Evaluation Method

Jump to bottom

ai-lab-projects edited this page Apr 29, 2025 · 1 revision

Evaluation Method

This page describes how the trained agents (buyer and seller) are evaluated.

Evaluation Metrics

1. Total Reward

The sum of all rewards (profits and losses) achieved during the evaluation period.
Higher is better.

2. Win Rate

The percentage of profitable trades among all completed trades.
Formula: (Number of winning trades) / (Total number of trades)

3. Average Return per Trade

The mean profit or loss per trade.
Important for understanding trade quality beyond just win rate.

4. Average Holding Days

Average number of days the asset was held before selling.
Helps assess the strategy's turnover speed.

5. Holding Rate

Proportion of time spent holding positions vs. waiting.

6. p-Value

Statistical evaluation of strategy performance.
Compares total reward to the distribution of random trading simulations.
A lower p-value indicates a lower probability that the observed results are due to random chance.

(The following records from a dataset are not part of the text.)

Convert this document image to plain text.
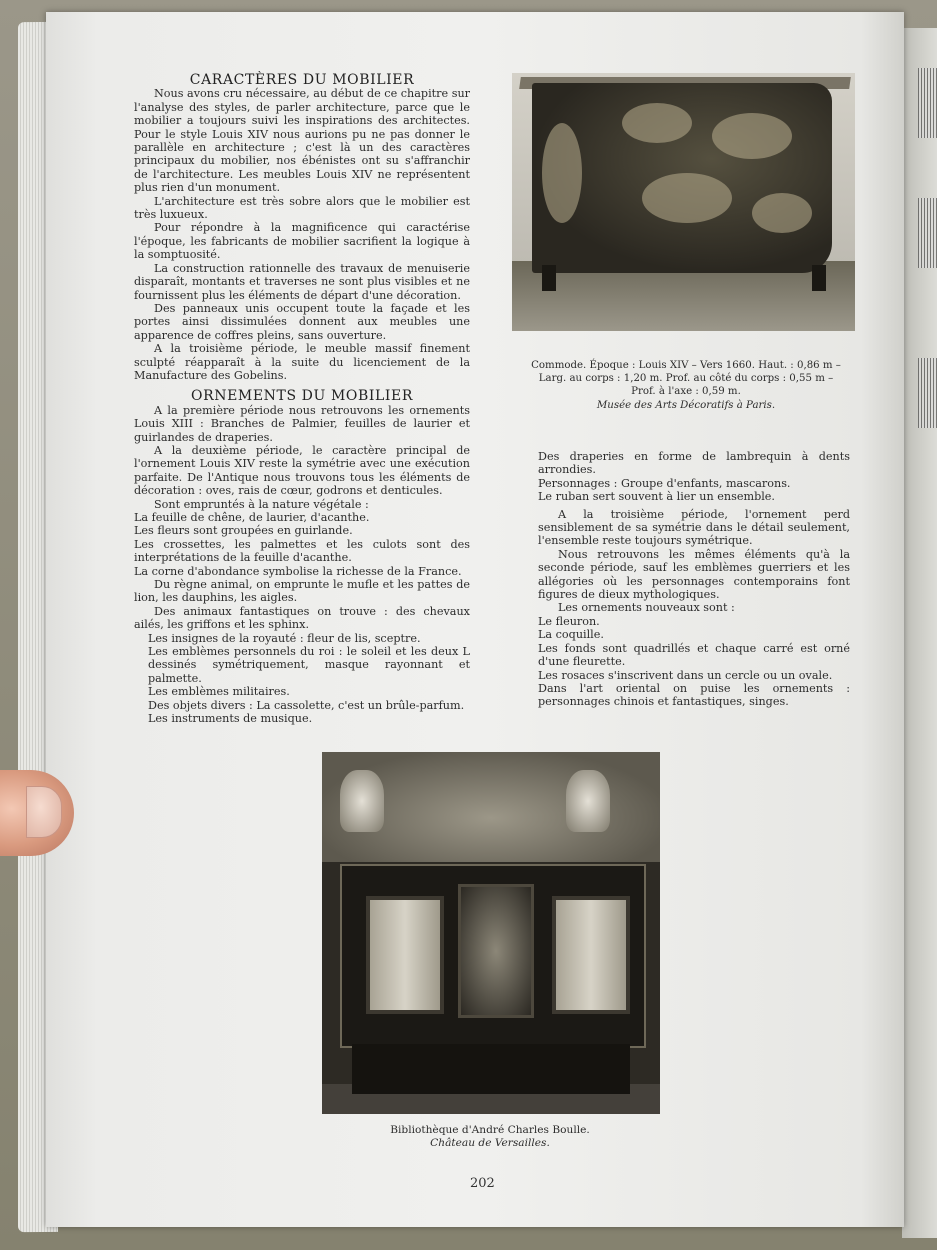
CARACTÈRES DU MOBILIER

Nous avons cru nécessaire, au début de ce chapitre sur l'analyse des styles, de parler architecture, parce que le mobilier a toujours suivi les inspirations des architectes. Pour le style Louis XIV nous aurions pu ne pas donner le parallèle en architecture ; c'est là un des caractères principaux du mobilier, nos ébénistes ont su s'affranchir de l'architecture. Les meubles Louis XIV ne représentent plus rien d'un monument.

L'architecture est très sobre alors que le mobilier est très luxueux.

Pour répondre à la magnificence qui caractérise l'époque, les fabricants de mobilier sacrifient la logique à la somptuosité.

La construction rationnelle des travaux de menuiserie disparaît, montants et traverses ne sont plus visibles et ne fournissent plus les éléments de départ d'une décoration.

Des panneaux unis occupent toute la façade et les portes ainsi dissimulées donnent aux meubles une apparence de coffres pleins, sans ouverture.

A la troisième période, le meuble massif finement sculpté réapparaît à la suite du licenciement de la Manufacture des Gobelins.

ORNEMENTS DU MOBILIER

A la première période nous retrouvons les ornements Louis XIII : Branches de Palmier, feuilles de laurier et guirlandes de draperies.

A la deuxième période, le caractère principal de l'ornement Louis XIV reste la symétrie avec une exécution parfaite. De l'Antique nous trouvons tous les éléments de décoration : oves, rais de cœur, godrons et denticules.

Sont empruntés à la nature végétale :

La feuille de chêne, de laurier, d'acanthe.

Les fleurs sont groupées en guirlande.

Les crossettes, les palmettes et les culots sont des interprétations de la feuille d'acanthe.

La corne d'abondance symbolise la richesse de la France.

Du règne animal, on emprunte le mufle et les pattes de lion, les dauphins, les aigles.

Des animaux fantastiques on trouve : des chevaux ailés, les griffons et les sphinx.

Les insignes de la royauté : fleur de lis, sceptre.

Les emblèmes personnels du roi : le soleil et les deux L dessinés symétriquement, masque rayonnant et palmette.

Les emblèmes militaires.

Des objets divers : La cassolette, c'est un brûle-parfum.

Les instruments de musique.

Commode. Époque : Louis XIV – Vers 1660. Haut. : 0,86 m –
Larg. au corps : 1,20 m. Prof. au côté du corps : 0,55 m –
Prof. à l'axe : 0,59 m.
Musée des Arts Décoratifs à Paris.

Des draperies en forme de lambrequin à dents arrondies.

Personnages : Groupe d'enfants, mascarons.

Le ruban sert souvent à lier un ensemble.

A la troisième période, l'ornement perd sensiblement de sa symétrie dans le détail seulement, l'ensemble reste toujours symétrique.

Nous retrouvons les mêmes éléments qu'à la seconde période, sauf les emblèmes guerriers et les allégories où les personnages contemporains font figures de dieux mythologiques.

Les ornements nouveaux sont :

Le fleuron.

La coquille.

Les fonds sont quadrillés et chaque carré est orné d'une fleurette.

Les rosaces s'inscrivent dans un cercle ou un ovale.

Dans l'art oriental on puise les ornements : personnages chinois et fantastiques, singes.

Bibliothèque d'André Charles Boulle.
Château de Versailles.
202
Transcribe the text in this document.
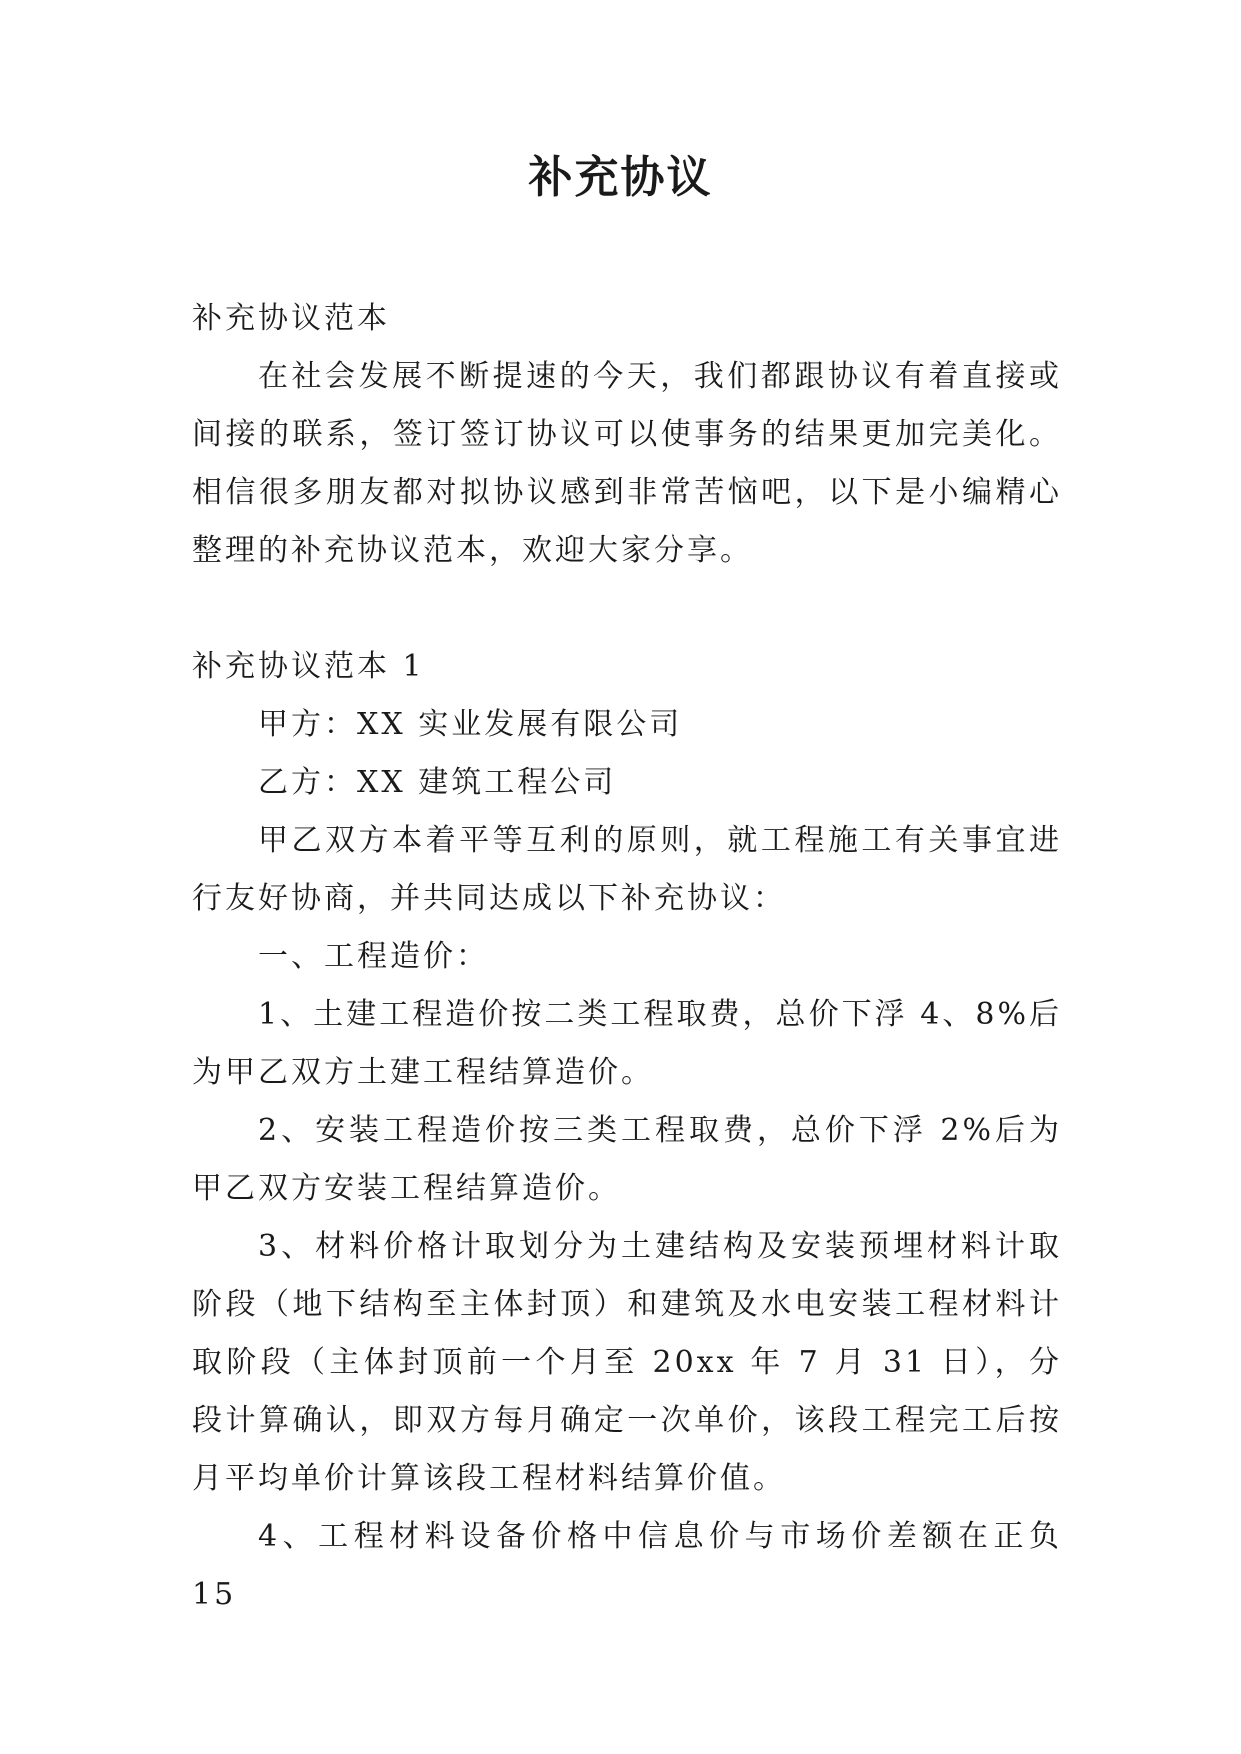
补充协议

补充协议范本

在社会发展不断提速的今天，我们都跟协议有着直接或间接的联系，签订签订协议可以使事务的结果更加完美化。相信很多朋友都对拟协议感到非常苦恼吧，以下是小编精心整理的补充协议范本，欢迎大家分享。

补充协议范本 1

甲方：XX 实业发展有限公司

乙方：XX 建筑工程公司

甲乙双方本着平等互利的原则，就工程施工有关事宜进行友好协商，并共同达成以下补充协议：

一、工程造价：

1、土建工程造价按二类工程取费，总价下浮 4、8%后为甲乙双方土建工程结算造价。

2、安装工程造价按三类工程取费，总价下浮 2%后为甲乙双方安装工程结算造价。

3、材料价格计取划分为土建结构及安装预埋材料计取阶段（地下结构至主体封顶）和建筑及水电安装工程材料计取阶段（主体封顶前一个月至 20xx 年 7 月 31 日），分段计算确认，即双方每月确定一次单价，该段工程完工后按月平均单价计算该段工程材料结算价值。

4、工程材料设备价格中信息价与市场价差额在正负 15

7. Total Reward over Mean Random Reward

A measure comparing the total reward achieved to the mean reward of random strategies.

Evaluation Process

Evaluation on Training Data
- To check how well the model fits the training set.
Evaluation on Validation Data
- To assess the model’s ability to generalize to unseen data.
Random Simulations for p-Value
- Conduct random buy/sell simulations to establish a null distribution.
- Calculate the p-value by comparing the agent's result to random performance.

Notes

Evaluation is conducted without exploration (i.e., agents use deterministic policies without random actions).
Early stopping is performed based on validation results to avoid overfitting.
Models are saved if they achieve the best validation p-value during training.